A pós contemporaneidade é ancestral (ou não será)

Manifestação cosmofágica pela descolonização ch’ixi pará


Colheita da roça coletiva de avaxi eté, milho de verdade Mbya Guarani, cultivado no Canto da Saracura em Maquiné-RS (2020)

Seres atravessades por várias matrizes ancestrais e contemporâneas, que se reinventam a partir dessas diversas influências que se atualizam, interagem, mas não se anulam. Uma descolonização ch’ixi, usando um termo aymara. Pará, pra dizer em guarani. Milho colorido que contém várias cores, mas cada grão de uma cor. Farofa pedaçuda de múltiplas ancestralidades e rebeldias que re-existem na contemporaneidade cosmopolita, digital e caótica.

Abaixo o sincretismo homogeneizador! A descolonização não é cordial, ao menos não do jeito que falaram sobre um Brasil em que as diferenças supostamente dançam sem conflitos. A dança é também luta, porque frente a tanta injustiça contra indígenas, negrxs, mulheres, heterodesviantes e tantes outres que desafiam a normalização produtivista, contra a diversidade da vida em suas múltiplas manifestações, re-existir exige malemolência, sabedoria, força e coragem. Mbara’eté. Ginga.

A descolonização não é mestiça, não do jeito que falaram sobre este continente de sangue vital onde a vida pulsa, Abya Yala, que um tal Américo arrogantemente presumiu descobrir. Uma mestiçagem em que o branco e o negro se misturariam num cinza que apaga diferenças, que só existe no discurso, porque na realidade as diferenças são nítidas, visíveis na segmentação de distintas cores e gêneros em determinados papeis, geografias e classes sociais. O 1% mais rico do mundo é hetero, masculino, branco, cis. Do norte global. A maioria das pessoas e grupos na base da pirâmide, esmagades pela brutalidade capitalista disfarçada de sofisticação tecnológica, é negra, indígena, mulher, lésbica, trans, bicha. Do sul.

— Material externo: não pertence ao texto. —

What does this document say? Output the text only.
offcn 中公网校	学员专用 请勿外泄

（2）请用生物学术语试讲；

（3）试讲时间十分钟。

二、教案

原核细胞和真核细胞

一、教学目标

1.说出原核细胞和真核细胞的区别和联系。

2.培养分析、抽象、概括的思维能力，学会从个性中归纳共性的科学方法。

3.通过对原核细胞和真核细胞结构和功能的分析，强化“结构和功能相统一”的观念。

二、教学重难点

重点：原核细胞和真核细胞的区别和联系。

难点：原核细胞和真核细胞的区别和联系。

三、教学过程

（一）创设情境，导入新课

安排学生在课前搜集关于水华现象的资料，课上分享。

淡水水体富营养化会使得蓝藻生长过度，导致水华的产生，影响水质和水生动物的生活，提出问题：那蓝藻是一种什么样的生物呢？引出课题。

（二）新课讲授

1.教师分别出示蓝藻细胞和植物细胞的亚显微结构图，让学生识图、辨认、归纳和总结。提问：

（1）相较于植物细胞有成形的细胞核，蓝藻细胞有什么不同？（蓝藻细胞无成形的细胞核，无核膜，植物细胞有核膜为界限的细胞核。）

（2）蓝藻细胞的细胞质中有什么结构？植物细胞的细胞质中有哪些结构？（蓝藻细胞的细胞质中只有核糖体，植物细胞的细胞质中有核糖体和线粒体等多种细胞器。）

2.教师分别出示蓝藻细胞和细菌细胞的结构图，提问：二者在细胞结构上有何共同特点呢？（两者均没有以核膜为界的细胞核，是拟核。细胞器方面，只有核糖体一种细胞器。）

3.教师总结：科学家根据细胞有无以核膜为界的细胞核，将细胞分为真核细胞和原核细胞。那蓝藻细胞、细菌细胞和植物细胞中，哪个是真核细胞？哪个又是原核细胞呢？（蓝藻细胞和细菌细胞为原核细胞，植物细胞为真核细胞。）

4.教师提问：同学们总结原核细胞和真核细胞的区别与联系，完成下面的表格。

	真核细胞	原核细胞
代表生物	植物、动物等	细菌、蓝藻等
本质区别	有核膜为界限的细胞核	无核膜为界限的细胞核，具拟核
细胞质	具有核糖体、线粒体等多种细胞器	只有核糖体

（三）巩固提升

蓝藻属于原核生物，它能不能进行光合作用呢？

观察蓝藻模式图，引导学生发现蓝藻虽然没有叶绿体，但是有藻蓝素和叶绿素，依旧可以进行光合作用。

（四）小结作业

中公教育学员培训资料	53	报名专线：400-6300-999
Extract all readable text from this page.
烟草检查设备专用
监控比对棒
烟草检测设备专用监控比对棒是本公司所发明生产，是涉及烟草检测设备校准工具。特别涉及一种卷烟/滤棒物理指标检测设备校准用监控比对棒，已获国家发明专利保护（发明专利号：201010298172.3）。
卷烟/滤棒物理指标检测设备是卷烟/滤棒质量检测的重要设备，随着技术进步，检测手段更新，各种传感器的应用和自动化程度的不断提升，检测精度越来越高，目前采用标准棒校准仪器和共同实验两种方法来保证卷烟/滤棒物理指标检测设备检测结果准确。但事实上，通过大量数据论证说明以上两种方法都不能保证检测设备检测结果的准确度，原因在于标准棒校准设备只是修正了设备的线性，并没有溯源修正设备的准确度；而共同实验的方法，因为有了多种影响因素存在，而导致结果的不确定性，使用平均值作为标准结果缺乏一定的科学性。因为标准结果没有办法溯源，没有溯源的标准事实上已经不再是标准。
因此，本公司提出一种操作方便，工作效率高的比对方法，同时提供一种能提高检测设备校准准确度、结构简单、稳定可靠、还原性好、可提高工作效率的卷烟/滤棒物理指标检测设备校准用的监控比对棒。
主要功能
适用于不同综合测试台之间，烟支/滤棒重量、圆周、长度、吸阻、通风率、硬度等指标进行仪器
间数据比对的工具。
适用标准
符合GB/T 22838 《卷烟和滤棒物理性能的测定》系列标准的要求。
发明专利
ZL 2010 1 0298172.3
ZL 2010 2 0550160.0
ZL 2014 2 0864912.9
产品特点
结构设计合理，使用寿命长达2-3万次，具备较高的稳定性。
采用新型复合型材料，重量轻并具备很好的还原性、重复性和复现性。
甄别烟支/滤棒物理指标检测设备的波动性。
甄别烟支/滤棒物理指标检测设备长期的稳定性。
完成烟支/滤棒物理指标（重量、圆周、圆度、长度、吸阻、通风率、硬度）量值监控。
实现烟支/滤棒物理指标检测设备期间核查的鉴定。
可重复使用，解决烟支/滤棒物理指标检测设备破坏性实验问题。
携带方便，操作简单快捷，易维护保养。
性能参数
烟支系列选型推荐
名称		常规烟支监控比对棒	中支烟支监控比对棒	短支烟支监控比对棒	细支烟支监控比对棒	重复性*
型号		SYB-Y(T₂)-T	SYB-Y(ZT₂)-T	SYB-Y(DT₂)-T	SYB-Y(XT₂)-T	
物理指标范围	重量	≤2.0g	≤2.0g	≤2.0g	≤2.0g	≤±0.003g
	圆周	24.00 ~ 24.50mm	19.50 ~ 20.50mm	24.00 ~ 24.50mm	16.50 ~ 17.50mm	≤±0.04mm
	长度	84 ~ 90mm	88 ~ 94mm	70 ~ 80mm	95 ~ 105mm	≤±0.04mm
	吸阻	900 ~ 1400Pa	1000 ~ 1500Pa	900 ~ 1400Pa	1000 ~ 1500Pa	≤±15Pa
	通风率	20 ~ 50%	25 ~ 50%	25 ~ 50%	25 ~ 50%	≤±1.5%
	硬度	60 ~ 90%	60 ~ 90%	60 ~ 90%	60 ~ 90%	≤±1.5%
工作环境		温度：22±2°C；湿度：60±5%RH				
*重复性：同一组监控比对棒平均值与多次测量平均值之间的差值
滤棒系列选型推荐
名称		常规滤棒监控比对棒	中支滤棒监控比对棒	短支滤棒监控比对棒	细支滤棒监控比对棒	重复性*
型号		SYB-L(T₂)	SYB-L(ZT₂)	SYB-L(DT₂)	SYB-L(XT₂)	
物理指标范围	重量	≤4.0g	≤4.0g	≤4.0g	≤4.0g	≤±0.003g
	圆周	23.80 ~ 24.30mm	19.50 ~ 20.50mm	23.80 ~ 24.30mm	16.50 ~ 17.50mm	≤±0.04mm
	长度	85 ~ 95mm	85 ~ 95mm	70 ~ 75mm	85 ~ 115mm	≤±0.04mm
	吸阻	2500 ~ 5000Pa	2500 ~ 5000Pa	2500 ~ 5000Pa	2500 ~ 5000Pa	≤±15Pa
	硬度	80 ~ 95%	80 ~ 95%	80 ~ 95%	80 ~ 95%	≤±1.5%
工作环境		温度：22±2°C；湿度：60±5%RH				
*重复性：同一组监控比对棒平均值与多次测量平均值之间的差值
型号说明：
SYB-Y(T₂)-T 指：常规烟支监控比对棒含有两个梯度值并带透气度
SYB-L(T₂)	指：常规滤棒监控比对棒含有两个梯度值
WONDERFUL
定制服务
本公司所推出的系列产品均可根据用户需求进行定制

O sul contém muitos nortes, e o norte tem muito do sul. Mas nosso norte é nosso sul.

Silvia Rivera Cusicanqui fala sobre descolonização a partir do termo ch’ixi. Hoje reconhecida mundialmente por seu pensamento e ação descolonizantes, a pesquisadora e ativista boliviana foi criada em La Paz numa família que não se entendia como indígena. Ao longo de sua trajetória como ativista, acadêmica, mulher, foi reconhecendo sua raíz Aymara, que está (também) no sobrenome. Ela se considera ch’ixi, palavra que se refere a seres como sapos e cobras, com suas peles compostas por vários pontos de cores diferentes que formam um todo texturizado, uma mescla em que as diferenças se integram num todo, numa outra coisa, mas não são anuladas. Diferenças que coexistem e geram algo novo, a partir do encontro do que é velho e se mantém – mas vai além.